Sterling remained flat Friday ahead of Labour’s budget next week, with UK assets pressured by the party’s stance on potential tax changes.
Sterling was flat on Friday as Labour's first budget is due out next week. The party's refusal to rule out several potential tax changes has weighed on UK assets recently.
The Bank of England (BOE) may need to reevaluate its stance if fiscal policy remains tight enough to burden economic growth. However, optimism is rising regarding Chancellor Reeve's efforts to avoid austerity measures.

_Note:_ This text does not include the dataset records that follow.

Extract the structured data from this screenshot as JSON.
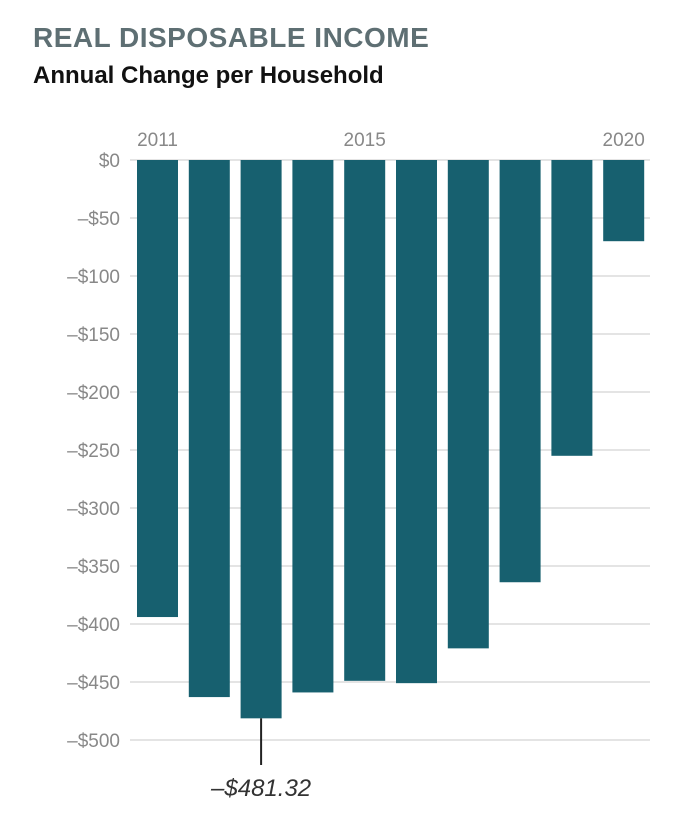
{
  "chart_data": {
    "type": "bar",
    "title": "REAL DISPOSABLE INCOME",
    "subtitle": "Annual Change per Household",
    "categories": [
      "2011",
      "2012",
      "2013",
      "2014",
      "2015",
      "2016",
      "2017",
      "2018",
      "2019",
      "2020"
    ],
    "x_tick_labels": [
      "2011",
      "2015",
      "2020"
    ],
    "values": [
      -394,
      -463,
      -481.32,
      -459,
      -449,
      -451,
      -421,
      -364,
      -255,
      -70
    ],
    "ylim": [
      -500,
      0
    ],
    "y_ticks": [
      0,
      -50,
      -100,
      -150,
      -200,
      -250,
      -300,
      -350,
      -400,
      -450,
      -500
    ],
    "y_tick_labels": [
      "$0",
      "–$50",
      "–$100",
      "–$150",
      "–$200",
      "–$250",
      "–$300",
      "–$350",
      "–$400",
      "–$450",
      "–$500"
    ],
    "xlabel": "",
    "ylabel": "",
    "grid": true,
    "bar_color": "#17606f",
    "annotation": {
      "category": "2013",
      "label": "–$481.32"
    }
  }
}
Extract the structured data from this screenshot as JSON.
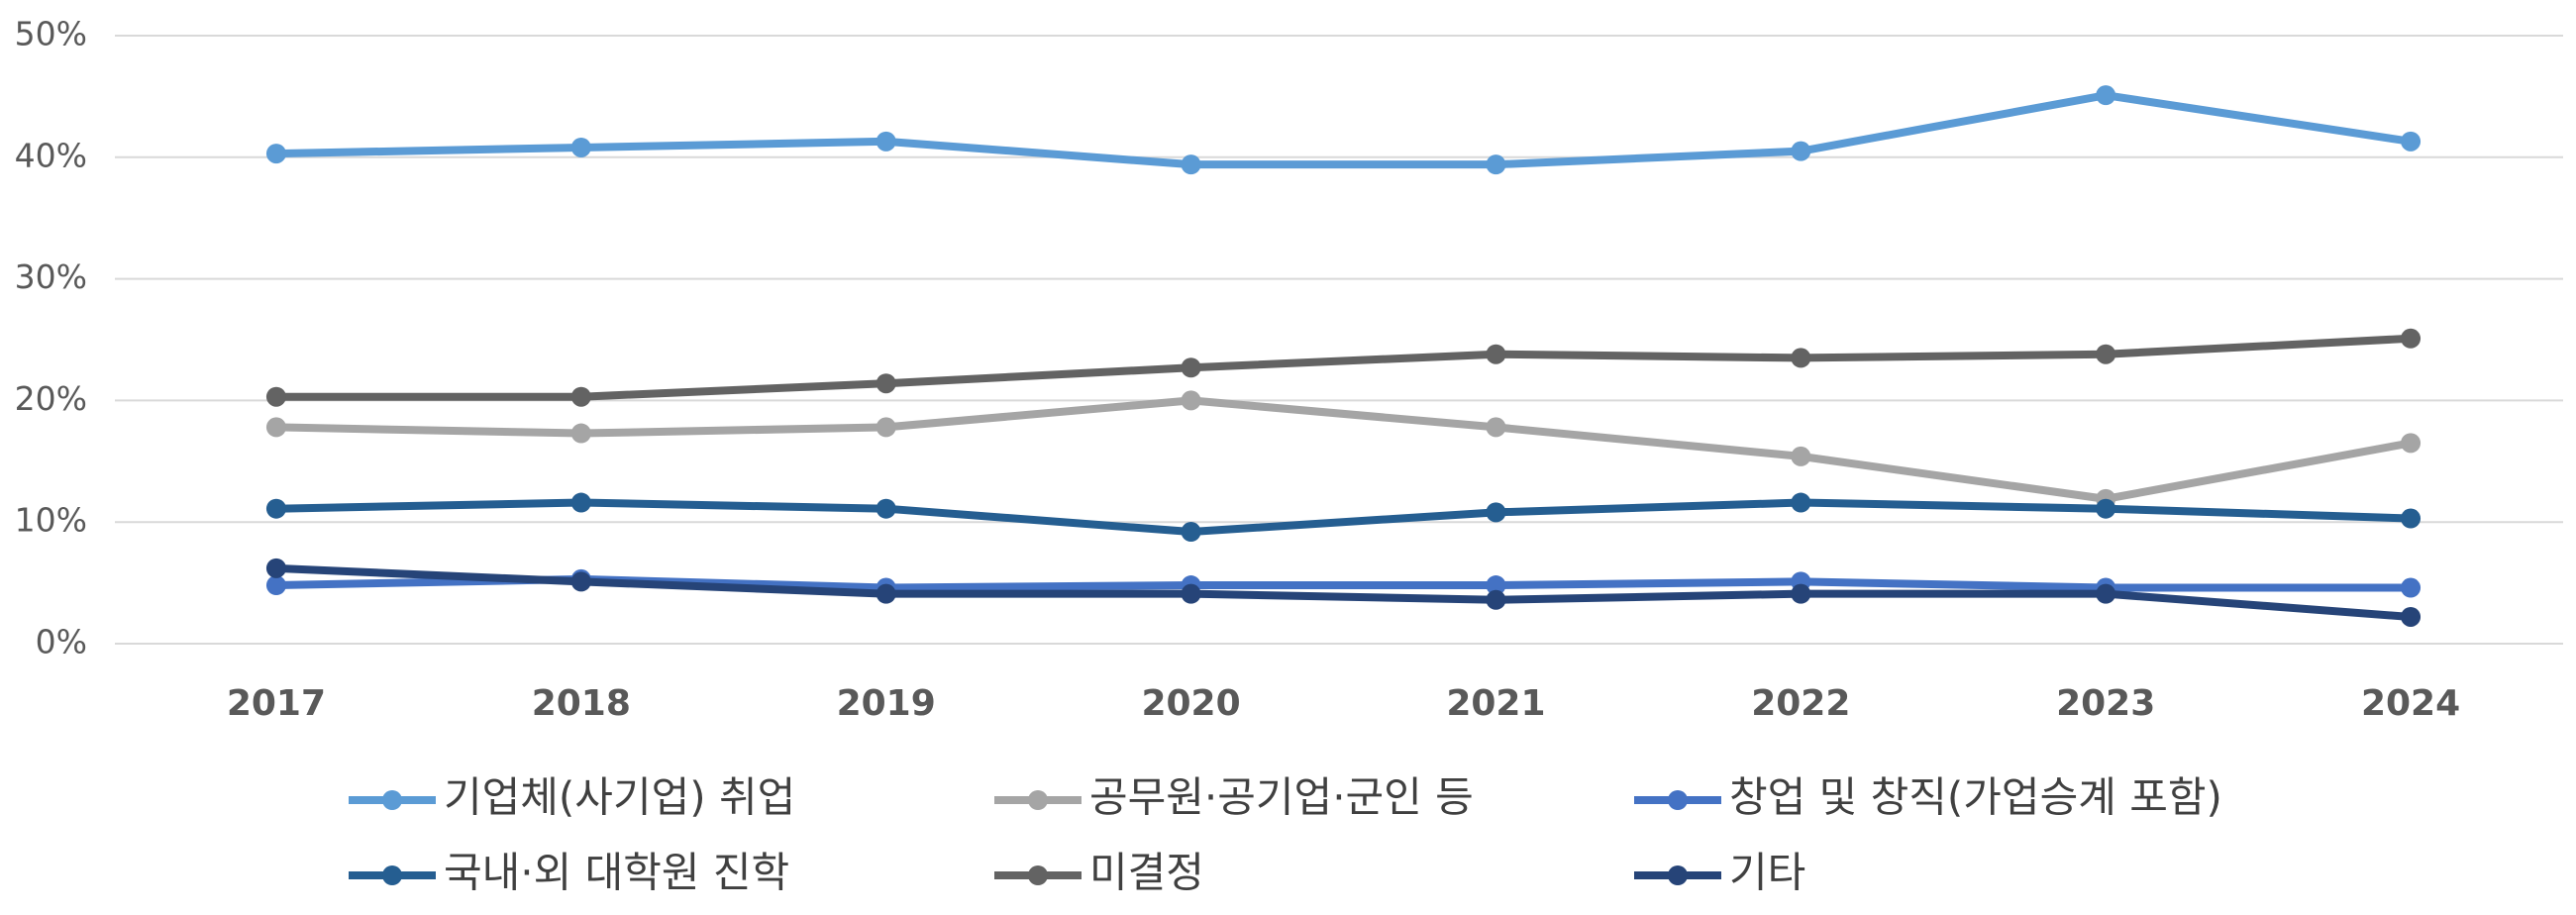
{
  "chart_data": {
    "type": "line",
    "categories": [
      "2017",
      "2018",
      "2019",
      "2020",
      "2021",
      "2022",
      "2023",
      "2024"
    ],
    "series": [
      {
        "name": "기업체(사기업) 취업",
        "color": "#5B9BD5",
        "values": [
          40.3,
          40.8,
          41.3,
          39.4,
          39.4,
          40.5,
          45.1,
          41.3
        ]
      },
      {
        "name": "공무원·공기업·군인 등",
        "color": "#A5A5A5",
        "values": [
          17.8,
          17.3,
          17.8,
          20.0,
          17.8,
          15.4,
          11.9,
          16.5
        ]
      },
      {
        "name": "창업 및 창직(가업승계 포함)",
        "color": "#4472C4",
        "values": [
          4.8,
          5.3,
          4.6,
          4.8,
          4.8,
          5.1,
          4.6,
          4.6
        ]
      },
      {
        "name": "국내·외 대학원 진학",
        "color": "#255E91",
        "values": [
          11.1,
          11.6,
          11.1,
          9.2,
          10.8,
          11.6,
          11.1,
          10.3
        ]
      },
      {
        "name": "미결정",
        "color": "#636363",
        "values": [
          20.3,
          20.3,
          21.4,
          22.7,
          23.8,
          23.5,
          23.8,
          25.1
        ]
      },
      {
        "name": "기타",
        "color": "#264478",
        "values": [
          6.2,
          5.1,
          4.1,
          4.1,
          3.6,
          4.1,
          4.1,
          2.2
        ]
      }
    ],
    "ylim": [
      0,
      50
    ],
    "yticks": [
      {
        "value": 0,
        "label": "0%"
      },
      {
        "value": 10,
        "label": "10%"
      },
      {
        "value": 20,
        "label": "20%"
      },
      {
        "value": 30,
        "label": "30%"
      },
      {
        "value": 40,
        "label": "40%"
      },
      {
        "value": 50,
        "label": "50%"
      }
    ],
    "grid": true,
    "legend": "bottom"
  }
}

Economists anticipate that the central bank will cut rates more rapidly than previously expected, as recent data indicates that inflationary pressures are finally easing. As of Tuesday, money markets have fully priced in a quarter-percentage-point rate cut for the BOE's next meeting in November, with a high probability of a similar cut in December.
Goldman Sachs has forecasted rate cuts significantly below market expectations, predicting that the benchmark interest rate could drop to 3% by September 2025, down from the current 5%.
Recent figures revealed that services inflation fell from 5.6% to 4.9% in September, contributing to a decline in headline inflation to 1.7%—the lowest level seen in over three years.
The pound was trading well below its descending trendline and below the low of 1.3002 hit in 11 September, indicating the outlook remains dim. The initial support lies around 1.2900.